其中，csv文件中每一行的第一项为img_name,之后有68个标记点坐标。

image_name,part_0_x,part_0_y,part_1_x,part_1_y,part_2_x, ... ,part_67_x,part_67_y

下载完成后，在本地导入csv文件，这里使用绝对路径

landmarks_frame = pd.read_csv("C:\\Users\\85233\\Desktop\\faces\\face_landmarks.csv")

定义一个函数，来显示一张图片和上面的标记点：

def show_landmarks(image, landmarks):
    plt.imshow(image)
    plt.scatter(landmarks[:, 0], landmarks[:, 1], s=10, marker='.', c='r')
    plt.pause(0.001)  # pause a bit so that plots are updated

定义数据集类

torch.utils.data.Dataset 是表示一个数据集的抽象类，我们接下来写的数据集类必须继承它，并重写以下两个方法：

__ len __ : 返回数据集的长度
__ get_item __: 读取 dataset[i]

整个数据集为一个字典：{‘image’: image, ‘landmarks’: landmarks}

class FaceLandmarksDataset(Dataset):
    """Face Landmarks dataset."""

    def __init__(self, csv_file, root_dir, transform=None):
        """
        Args:
            csv_file (string): Path to the csv file with annotations.
            root_dir (string): Directory with all the images.
            transform (callable, optional): Optional transform to be applied
                on a sample.
        """
        self.landmarks_frame = pd.read_csv(csv_file)
        self.root_dir = root_dir
        self.transform = transform

    def __len__(self):
        return len(self.landmarks_frame)

    def __getitem__(self, idx):
        if torch.is_tensor(idx):
            idx = idx.tolist()

        img_name = os.path.join(self.root_dir,
                                self.landmarks_frame.iloc[idx, 0])  #得到图片路径
        image = io.imread(img_name)
        landmarks = self.landmarks_frame.iloc[idx, 1:]
        landmarks = np.array([landmarks])
        landmarks = landmarks.astype('float').reshape(-1, 2)
        sample = {'image': image, 'landmarks': landmarks}

        if self.transform:
            sample = self.transform(sample)

        return sample

接下来，实例化数据集类，并打印前4张图片（非必需）

dataset = FaceLandmarksDataset(csv_file = "C:\\Users\\85233\\Desktop\\faces\\face_landmarks.csv",
                               root_dir = "C:\\Users\\85233\\Desktop\\faces\\")
fig = plt.figure()

for i in range(len(face_dataset)):
    sample = face_dataset[i]

    print(i, sample['image'].shape, sample['landmarks'].shape)
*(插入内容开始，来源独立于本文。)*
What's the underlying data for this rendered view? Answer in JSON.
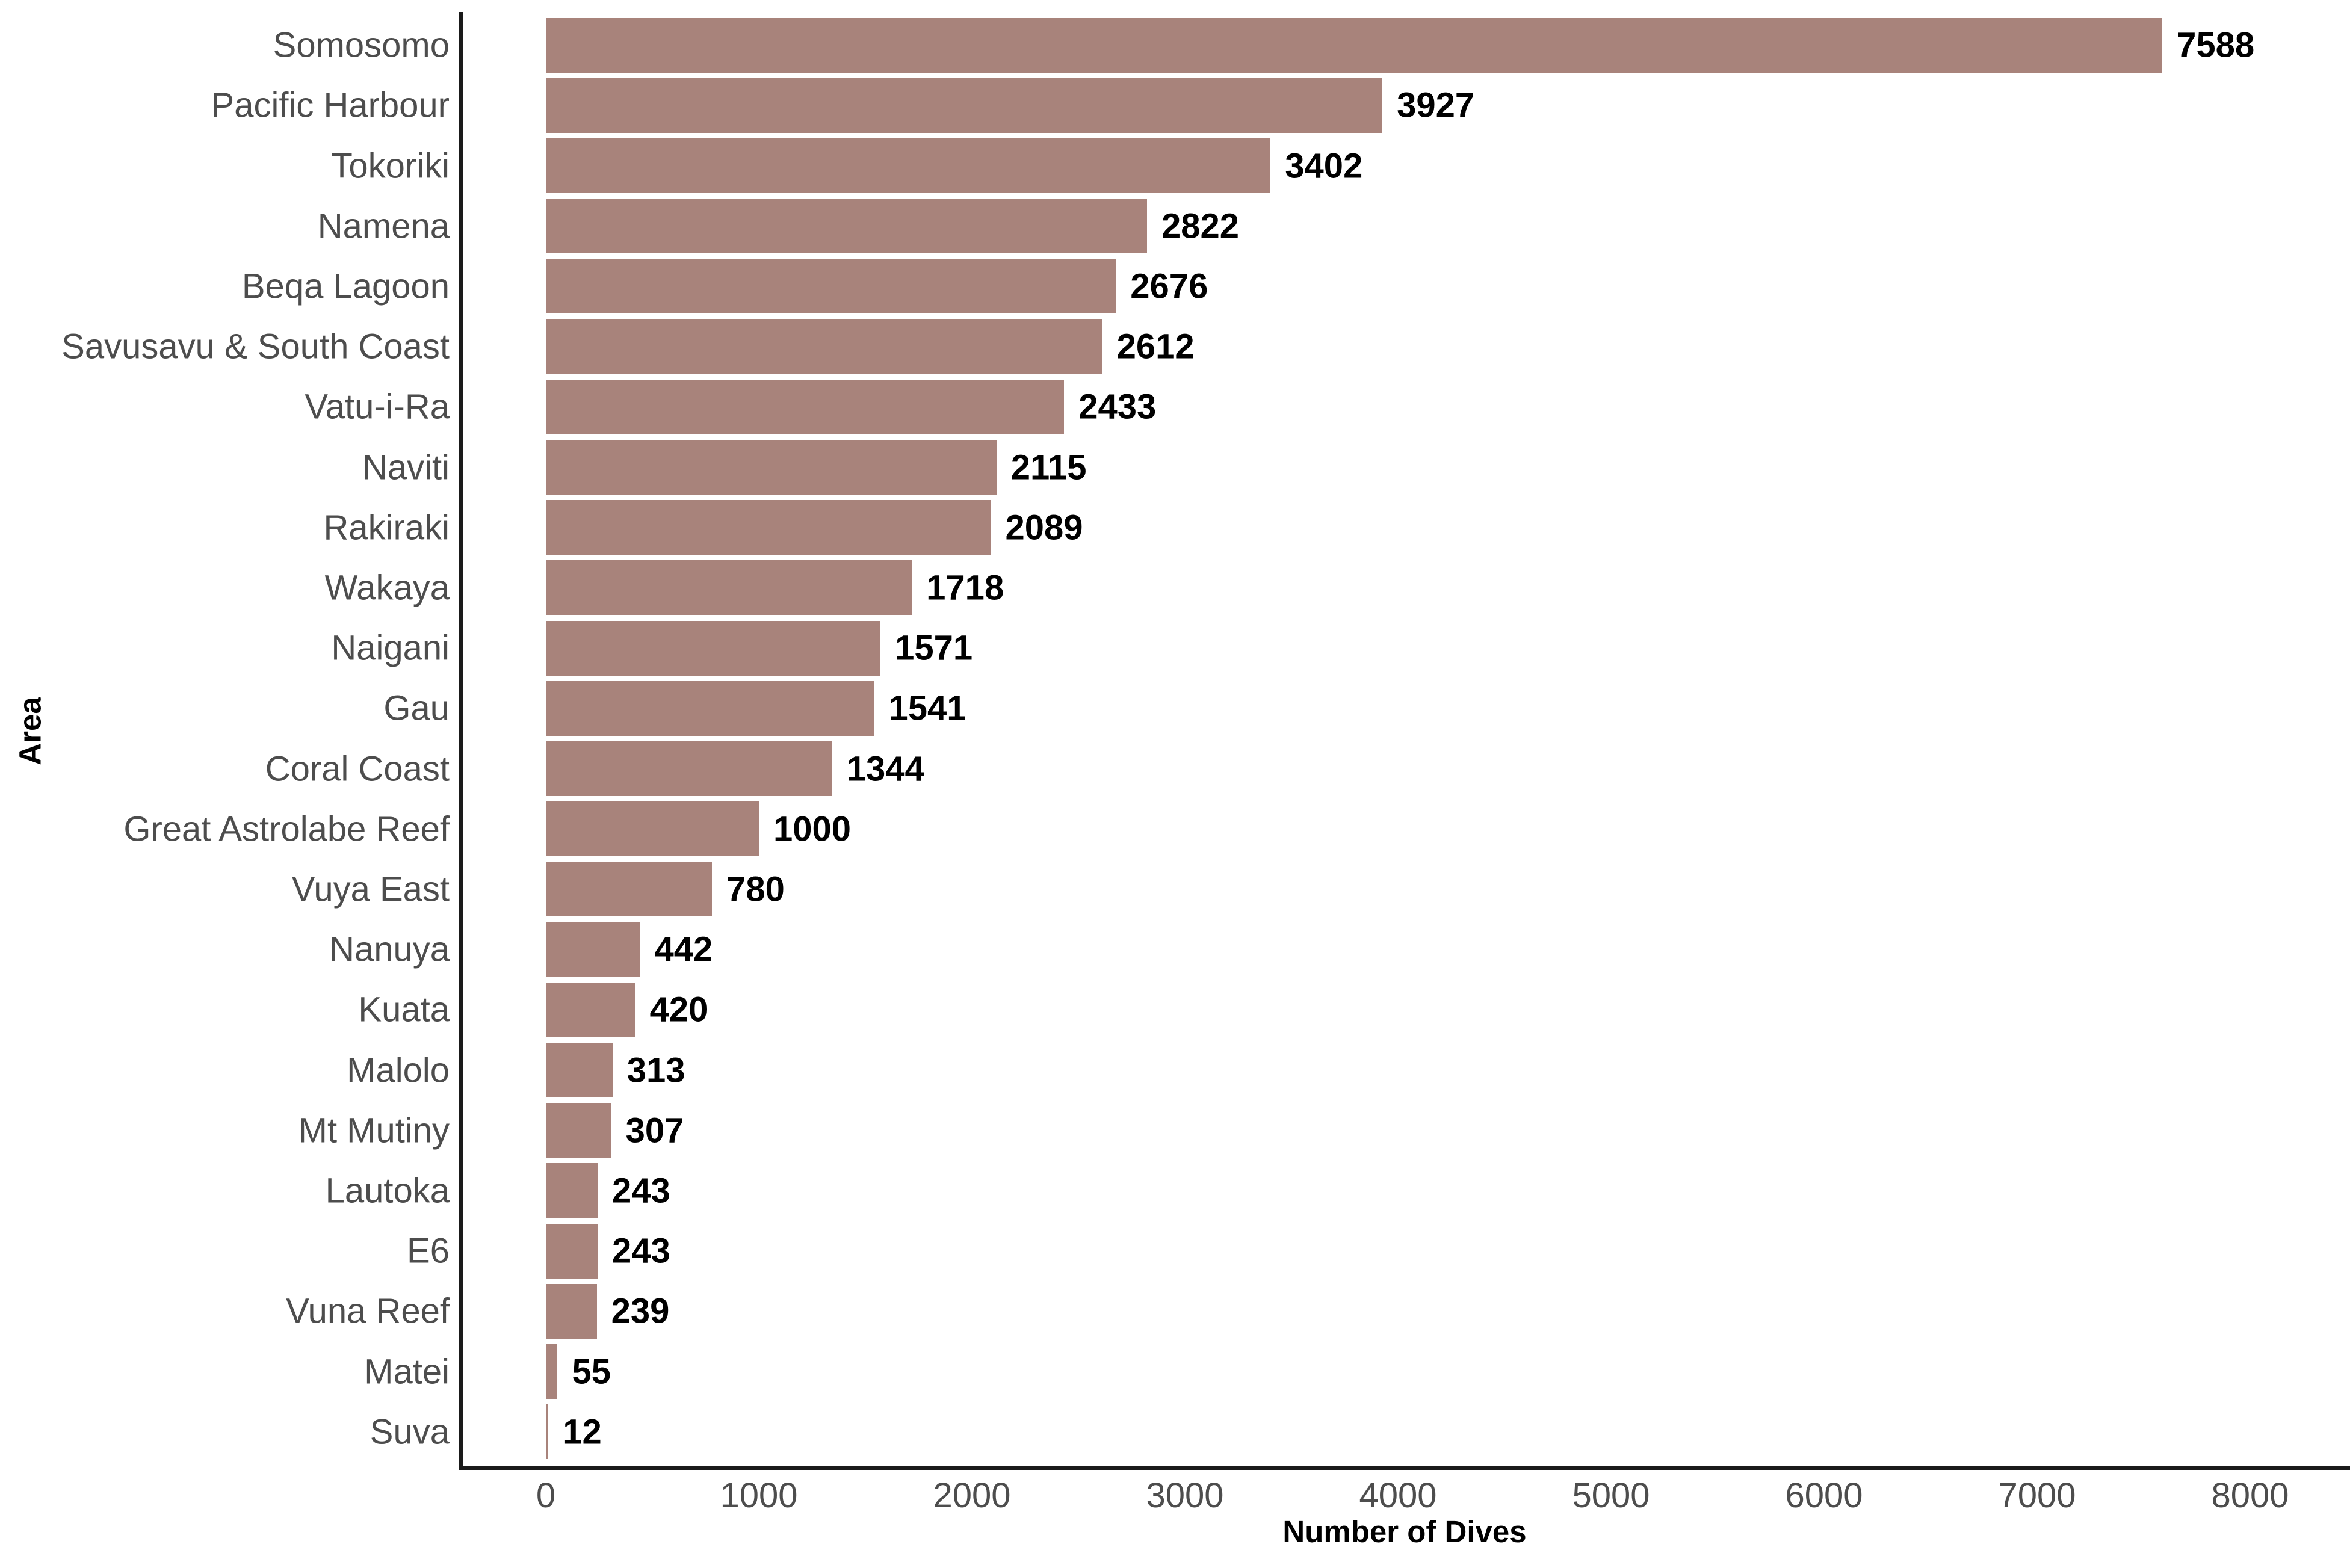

    ax = plt.subplot(1, 4, i + 1)
    plt.tight_layout()
    ax.set_title('Sample #{}'.format(i))
    ax.axis('off')
    show_landmarks(**sample)

    if i == 3:
        plt.show()
        break

运行代码后，得到如下结果：
在这里插入图片描述

图像转换（Transform）

在工程中，由于图像尺寸不符等原因，经常需要对图片进行转换，再输入网络。下面实现三个变换：

Rescale：重新设定图片尺寸
RandomCrop：随机截取一部分图片
ToTensor：把numpy表示的图像数组转换为tensor向量（转换坐标轴即可）

我们需要把Transform定义为可调用的类(callable class) 而不是简单的函数，这样做的好处是Transform的参数就不需要在每次调用的时候都传递一次。为此，我们需要重写__ call 方法和 init __方法（如果需要的话）。我们可以这样使用一种Transform：

tsfm = Transform(params)
transformed_sample = tsfm(sample)

以下是三种转换的实现：

class Rescale(object):
    """Rescale the image in a sample to a given size.

    Args:
        output_size (tuple or int): Desired output size. If tuple, output is
            matched to output_size. If int, smaller of image edges is matched
            to output_size keeping aspect ratio the same.
    """

    def __init__(self, output_size):
        assert isinstance(output_size, (int, tuple))
        self.output_size = output_size

    def __call__(self, sample):
        image, landmarks = sample['image'], sample['landmarks']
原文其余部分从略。